Sometimes, it’s “Now I understand why mom yelled so much.”
Sometimes, it’s instead, “Now I understand how [insert some parenting mistake here] happened. It doesn’t make it ok, but here I am, making the same mistake. This is hard. I didn’t know.”
Every year, I gain more and more understanding about the human beings my parents and other older family members are.
I’ve been learning, by experience with my own child how hard it is to raise a child, and that they, just like me, still had their own feelings to wrestle with.
I’ve been learning, via stories that were never told to me before now, what kinds of things they had in their lives, both during and before becoming parents, that affected their choices and subconscious actions.

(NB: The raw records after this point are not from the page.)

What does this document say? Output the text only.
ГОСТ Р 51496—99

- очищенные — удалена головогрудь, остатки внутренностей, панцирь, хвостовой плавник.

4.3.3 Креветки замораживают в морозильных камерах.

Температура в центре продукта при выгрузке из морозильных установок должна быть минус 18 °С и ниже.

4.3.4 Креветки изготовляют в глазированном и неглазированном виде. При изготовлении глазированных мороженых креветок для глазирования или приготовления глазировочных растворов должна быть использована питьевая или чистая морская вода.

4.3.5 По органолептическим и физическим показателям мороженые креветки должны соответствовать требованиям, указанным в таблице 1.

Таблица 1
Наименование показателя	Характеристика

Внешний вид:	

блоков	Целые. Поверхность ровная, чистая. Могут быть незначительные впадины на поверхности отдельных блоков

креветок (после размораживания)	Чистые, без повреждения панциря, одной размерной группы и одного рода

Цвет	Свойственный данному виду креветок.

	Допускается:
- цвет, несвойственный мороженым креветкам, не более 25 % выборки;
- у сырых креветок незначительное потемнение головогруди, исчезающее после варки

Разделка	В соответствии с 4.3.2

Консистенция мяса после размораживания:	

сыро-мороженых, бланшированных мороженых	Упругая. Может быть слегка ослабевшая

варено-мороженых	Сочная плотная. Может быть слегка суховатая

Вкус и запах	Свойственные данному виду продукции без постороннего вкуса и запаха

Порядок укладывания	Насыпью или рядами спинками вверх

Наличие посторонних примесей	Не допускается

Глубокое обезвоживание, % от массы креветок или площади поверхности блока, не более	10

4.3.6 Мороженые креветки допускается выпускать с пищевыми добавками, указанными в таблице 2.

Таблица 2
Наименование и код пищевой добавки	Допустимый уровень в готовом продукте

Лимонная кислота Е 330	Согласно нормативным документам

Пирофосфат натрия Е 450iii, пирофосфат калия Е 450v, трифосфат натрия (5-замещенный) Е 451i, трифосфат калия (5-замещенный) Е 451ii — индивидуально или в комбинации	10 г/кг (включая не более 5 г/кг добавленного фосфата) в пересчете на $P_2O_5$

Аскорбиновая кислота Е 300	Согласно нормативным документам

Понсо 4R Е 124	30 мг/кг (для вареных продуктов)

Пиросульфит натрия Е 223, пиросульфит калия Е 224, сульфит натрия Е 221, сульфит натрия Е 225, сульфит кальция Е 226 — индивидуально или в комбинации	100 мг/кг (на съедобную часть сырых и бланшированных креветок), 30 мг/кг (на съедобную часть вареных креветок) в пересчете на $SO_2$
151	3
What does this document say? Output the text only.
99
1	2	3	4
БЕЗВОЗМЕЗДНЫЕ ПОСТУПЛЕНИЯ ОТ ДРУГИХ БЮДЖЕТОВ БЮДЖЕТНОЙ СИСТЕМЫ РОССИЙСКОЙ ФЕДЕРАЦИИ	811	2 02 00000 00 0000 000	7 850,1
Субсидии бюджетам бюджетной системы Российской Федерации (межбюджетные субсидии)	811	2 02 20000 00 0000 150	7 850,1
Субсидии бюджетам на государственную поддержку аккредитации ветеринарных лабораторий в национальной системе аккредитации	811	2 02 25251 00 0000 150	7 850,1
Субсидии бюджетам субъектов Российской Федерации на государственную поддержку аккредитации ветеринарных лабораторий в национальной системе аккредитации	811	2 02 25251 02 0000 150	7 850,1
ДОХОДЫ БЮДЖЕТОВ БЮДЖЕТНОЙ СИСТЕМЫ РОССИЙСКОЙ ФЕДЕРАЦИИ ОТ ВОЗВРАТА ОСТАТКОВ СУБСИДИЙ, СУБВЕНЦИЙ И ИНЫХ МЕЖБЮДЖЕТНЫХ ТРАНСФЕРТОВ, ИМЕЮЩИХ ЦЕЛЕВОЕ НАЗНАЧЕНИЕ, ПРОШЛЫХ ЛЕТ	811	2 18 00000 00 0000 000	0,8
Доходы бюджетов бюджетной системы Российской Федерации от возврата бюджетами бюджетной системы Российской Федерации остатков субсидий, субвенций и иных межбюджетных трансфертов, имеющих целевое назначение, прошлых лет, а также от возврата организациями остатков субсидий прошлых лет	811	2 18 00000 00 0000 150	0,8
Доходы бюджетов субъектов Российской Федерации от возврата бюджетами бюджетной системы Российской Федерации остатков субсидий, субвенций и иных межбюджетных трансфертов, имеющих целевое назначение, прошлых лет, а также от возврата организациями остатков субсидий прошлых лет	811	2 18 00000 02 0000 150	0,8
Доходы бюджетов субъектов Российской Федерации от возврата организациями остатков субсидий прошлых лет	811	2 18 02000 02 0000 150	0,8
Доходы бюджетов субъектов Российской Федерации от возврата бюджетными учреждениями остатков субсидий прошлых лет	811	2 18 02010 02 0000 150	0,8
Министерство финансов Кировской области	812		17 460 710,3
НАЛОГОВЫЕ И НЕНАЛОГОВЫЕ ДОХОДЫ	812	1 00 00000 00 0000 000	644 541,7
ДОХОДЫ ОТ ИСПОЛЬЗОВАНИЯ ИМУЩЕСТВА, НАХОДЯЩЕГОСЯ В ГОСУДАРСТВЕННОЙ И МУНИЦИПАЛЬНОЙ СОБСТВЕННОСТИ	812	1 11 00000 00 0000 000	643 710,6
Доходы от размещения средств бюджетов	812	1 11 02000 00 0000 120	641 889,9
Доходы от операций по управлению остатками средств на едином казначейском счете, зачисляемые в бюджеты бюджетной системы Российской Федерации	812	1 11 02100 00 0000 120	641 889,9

I’ve been learning, by confessing my current difficulties, and receiving in return admissions and apologies, that they, and probably all other parents, carried guilt and trauma and were in a constant state of trying to improve and hoping to break the cycle.
As I mentioned earlier, part of me feels like a fraud, like I don’t have it all together like all the other parents do, like I’m still a juvenile just playing house, and having all the real adults fooled.
Now I know that my own parents felt (and still feel!) the same way.
I’ve even heard them use the new word, “adulting” the same way many young adults do to describe things that are just hard to deal with. I know many younger adults who are just starting to experience the “What? Me? An adult? Who allowed that? I’m not ready!” crisis.
That’s a feeling I’ve been waiting to outgrow. Now I’m starting to realize it might never go away. Every person is learning as they go, still feeling like they’re not good enough, and occasionally succumbing to the inner child who says “I need an adult.”
I may not feel “ready” for everything parenthood brings, but I think maybe every parent is secretly wondering whether they’re qualified to try to guide a child through life when they barely know what to do themselves.
My son was unplanned.
Most of my life, I was very sure I did not want to be a mother.
Adjusting to this unexpected life change may have been hard, but I’m so glad this happened.
Being Mom has been an incredible, rewarding experience, and I can’t imagine life without this amazing little boy.
These last five years have been both so fast, and a whole lifetime, but I know that sooner than I think, I’ll be writing the ten-year version of this. I hope that by then, I’ll have learned and improved even more, and that my son knows I’m trying as hard as I can to be the parent he needs.